Sementara itu perkembangan generasi muda juga harus diperhatikan. Persoalan ekonomi kadang mampu merubah akidah seseorang. Seperti yang dialami seorang anak di Payakumbuh yang berpindah agama karena tak kuat menanggung deraan kemiskinan. Begitu pula kasus Atheis Minang di Dharmasraya.
Demikian antara lain terangkum dari pertemuan yang digelar Kesbangpol Linmas Sumbar, yang dipimpin Kabid Pembinaan Kemasyarakatan Zulnadi dengan Ormas Islam dan Polda Sumbar, membahas masalah sosial budaya di Sumbar di Kantor Gubernur Sumbar, Kamis (2/8).
Menurut Nurman Agus dari MUI Sumbar, MUI sudah mengeluarkan fatwa dan menyatakan terdapat 31 aliran sesat di Sumbar, termasuk Ahmadyah, Jamiatul Islamiyah, Gafatar dan LDII. Aliran Gafatar sendiri hanya berganti baju dari aliran Komar yang sudah dinyatakan dilarang di Sumbar.
“Kita sudah keluarkan fatwa.
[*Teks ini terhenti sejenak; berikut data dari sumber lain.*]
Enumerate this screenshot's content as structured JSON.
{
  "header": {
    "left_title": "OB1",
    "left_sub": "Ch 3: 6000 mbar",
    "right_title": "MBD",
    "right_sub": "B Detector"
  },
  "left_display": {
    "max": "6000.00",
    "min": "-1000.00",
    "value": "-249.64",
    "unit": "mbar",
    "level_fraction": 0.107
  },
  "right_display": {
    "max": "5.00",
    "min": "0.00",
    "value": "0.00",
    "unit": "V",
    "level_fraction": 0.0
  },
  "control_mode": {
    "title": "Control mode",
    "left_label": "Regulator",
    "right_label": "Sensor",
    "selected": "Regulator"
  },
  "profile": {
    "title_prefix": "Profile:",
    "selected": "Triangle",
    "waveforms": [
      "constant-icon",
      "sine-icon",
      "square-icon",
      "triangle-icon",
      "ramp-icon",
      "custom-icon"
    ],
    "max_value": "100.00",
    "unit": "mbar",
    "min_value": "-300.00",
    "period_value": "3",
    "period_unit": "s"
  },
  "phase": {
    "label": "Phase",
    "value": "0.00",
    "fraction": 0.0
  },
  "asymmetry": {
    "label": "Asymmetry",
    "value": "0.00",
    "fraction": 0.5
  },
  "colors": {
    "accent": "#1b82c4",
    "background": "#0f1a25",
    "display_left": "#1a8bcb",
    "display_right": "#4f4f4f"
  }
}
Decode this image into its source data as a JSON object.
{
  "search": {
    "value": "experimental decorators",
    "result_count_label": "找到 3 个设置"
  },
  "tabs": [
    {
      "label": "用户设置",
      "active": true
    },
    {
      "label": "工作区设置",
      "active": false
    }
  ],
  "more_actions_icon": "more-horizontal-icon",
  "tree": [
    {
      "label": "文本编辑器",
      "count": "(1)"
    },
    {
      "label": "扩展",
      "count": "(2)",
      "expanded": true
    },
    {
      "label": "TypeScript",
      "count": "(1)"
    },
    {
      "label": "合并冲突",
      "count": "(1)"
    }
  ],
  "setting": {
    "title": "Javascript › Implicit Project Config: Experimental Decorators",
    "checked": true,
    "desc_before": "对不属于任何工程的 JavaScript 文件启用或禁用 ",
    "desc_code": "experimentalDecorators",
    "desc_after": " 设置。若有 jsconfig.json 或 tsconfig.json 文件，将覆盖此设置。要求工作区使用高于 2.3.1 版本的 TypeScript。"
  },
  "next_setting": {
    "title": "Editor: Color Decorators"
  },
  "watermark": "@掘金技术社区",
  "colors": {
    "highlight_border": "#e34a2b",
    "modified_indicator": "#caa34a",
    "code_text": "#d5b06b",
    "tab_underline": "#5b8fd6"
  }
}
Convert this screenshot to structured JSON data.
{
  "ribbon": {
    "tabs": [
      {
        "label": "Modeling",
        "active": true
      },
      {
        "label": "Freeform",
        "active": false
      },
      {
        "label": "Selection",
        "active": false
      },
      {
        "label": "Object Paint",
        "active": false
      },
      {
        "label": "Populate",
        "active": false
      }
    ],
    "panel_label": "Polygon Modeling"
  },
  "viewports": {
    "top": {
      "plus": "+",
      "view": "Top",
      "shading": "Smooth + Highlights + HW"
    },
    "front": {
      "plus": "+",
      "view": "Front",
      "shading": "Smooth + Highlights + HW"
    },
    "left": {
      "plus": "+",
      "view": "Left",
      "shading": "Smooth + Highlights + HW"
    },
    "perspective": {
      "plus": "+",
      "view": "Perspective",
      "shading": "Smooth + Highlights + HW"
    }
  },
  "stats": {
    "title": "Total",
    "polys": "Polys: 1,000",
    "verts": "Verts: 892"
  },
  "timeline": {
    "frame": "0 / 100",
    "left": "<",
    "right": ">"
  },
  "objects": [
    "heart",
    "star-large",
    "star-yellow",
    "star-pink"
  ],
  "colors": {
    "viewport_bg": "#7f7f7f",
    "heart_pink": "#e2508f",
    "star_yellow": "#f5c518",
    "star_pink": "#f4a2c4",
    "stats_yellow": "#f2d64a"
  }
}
Tentunya tugas Bakor Pakem yang mengawasi perkembangannya. Sebab aliran itu tidak dibekukan pemerintah,” ujar Nurman Agus.
Bahkan aktivitas jemaah Jamiatul Islamiyah sudah dikadukan pula ke aparat kepolisian, tetapi tak ada responnya. Selain itu aktivitas gereja yang disinyalir liar di kawasan Air Tawar Barat di Padang telah pula meresahkan warga. Lainnya ajaran Syaiful Karim di Solok yang menyinggung umat Islam dengan mengatakan tidak ada kapal Nabi Nuh.
“Kita minta aparat memproses Syaiful Karim ini. Apalagi Bupati Solok justru selalu bersamanya. Begitu pula laporan lainnya terkait aktivitas aliran sesat yang meresahkan masyarakat, kita harap aparat kepolisian dapat menindaklanjutinya,” kata Ibnu Aqil dari Paga Nagari menambahkan.
Ibnu Aqil juga mengeluhkan keberadaan sejumlah LSM dengan kedok mengembangkan ajaran Islam. Tapi dalam kegiatannya kelompok ini melakukan kegiatan menghimpun dana masyarakat. Tetapi semua hanya tipuan belaka. Kasus ini pun harus diusut tuntas oleh aparat kepolisian.
Menurut Wakil Pimpinan Wilayah Muhammadiyah Sumbar, Bachtiar, seharusnya ketika MUI sudah menyatakan aliran itu sesat, maka pemerintah daerah harus bersikap tegas dengan melarang aktivitasnya. Sebagai contoh Ahmadyah. Pemprov Sumbar bahkan sudah mengeluarkan Perda tentang larangan aliran ini. Tetapi Ahmadyah tetap ada di daerah ini.
Tetapi ketika keberadaannya mulai mengusik ketenangan masyarakat, timbul reaksi keras menentangnya. Seharusnya penanganan masalah aliran sesat ini tidak cukup dengan reaktif saja, tetapi harus untuk jangka panjang sehingga, bila perlu dibekukan saja.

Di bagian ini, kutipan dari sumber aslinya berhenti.